The letter stated that “PAYGO represents a critical step toward putting our nation on track for a fiscally sustainable future. Despite PAYGO being in the House Rules, legislation has frequently moved through the committee process before the Congressional Budget Office (CBO) has time to properly review and score legislation.”
The signers recognized that CBO cost estimates aren’t always available before House members have to vote on proposals. That means “members do not have enough time to properly consider the potential costs and pay-fors of the legislation before casting votes.”
“We understand that legislation referred to multiple committees of jurisdiction can present challenges for committee chairs to identify appropriate offsets or offsets in that respective committee’s jurisdiction in advance of floor consideration,” the signers wrote.
To make the PAYGO rules work, the signers said, “we urge you to work with us to ensure that each committee’s legislation is funded with responsible pay-fors that are considered early in the legislative process. We also ask that legislation is not advanced out of committees until it has received a CBO score.”
The letter from the 10 freshmen represents an increasingly rare instance of congressional Democrats urging limits on federal spending and may suggest that the moderate wing of the party in Congress is in the early stage of a revival.
Most of the 10 represent districts that have either recently been strongly Republican or are swing constituencies with conservative tilts.

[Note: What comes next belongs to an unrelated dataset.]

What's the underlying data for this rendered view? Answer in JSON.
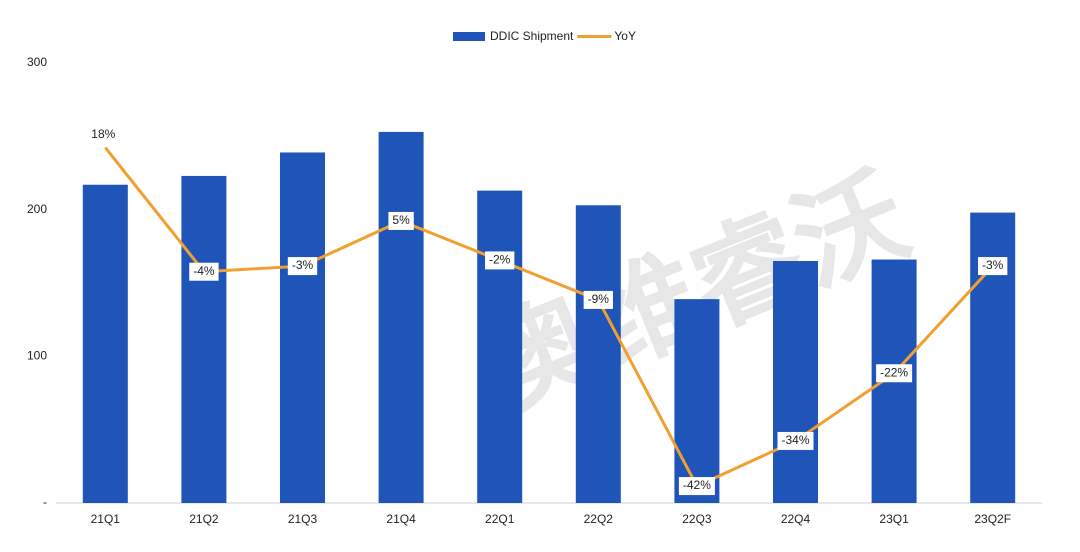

Horn, for example, was elected in an urban district that has been strongly Republican for decades.
In a statement released in conjunction with the letter, Davids said, “Congress must do what we said we would and find ways to pay for bills we propose, so we don’t leave future generations mired in debt.”
Doing so requires committee leaders to start “prioritizing fiscal responsibility and transparency, and ensuring we have a plan to pay for our priorities before bills make it to the House floor for a vote,” she said.
President Donald Trump and Pelosi agreed on a two-year spending plan that was adopted by both houses of Congress in late July, but with the fiscal year ending in three weeks, spending levels for particular programs remain flash points.
Davids, whose Kansas district includes suburban areas of Kansas City and more rural areas to the southwest of the metropolis, led the initiative that resulted in the letter from the 10 freshmen.
When the House voted for the two-year spending deal, Davids supported it, but noted afterward that she was glad “we were able to pass a bipartisan, two-year agreement so we can provide funding for essential government operations and address the impending debt ceiling and budgetary caps.”
Failing to pass the budget deal could have resulted in another government shutdown, she said. But Davids promised to push for more spending restraints on the government.
“Our national debt continues to soar, and I would have liked to have seen a stronger emphasis on fiscal responsibility in this agreement so we begin to lower our nation’s deficit,” she said.
“Going forward, I will continue to urge my colleagues in Congress to exercise fiscal restraint so we are not saddling future generations with a crippling financial burden.”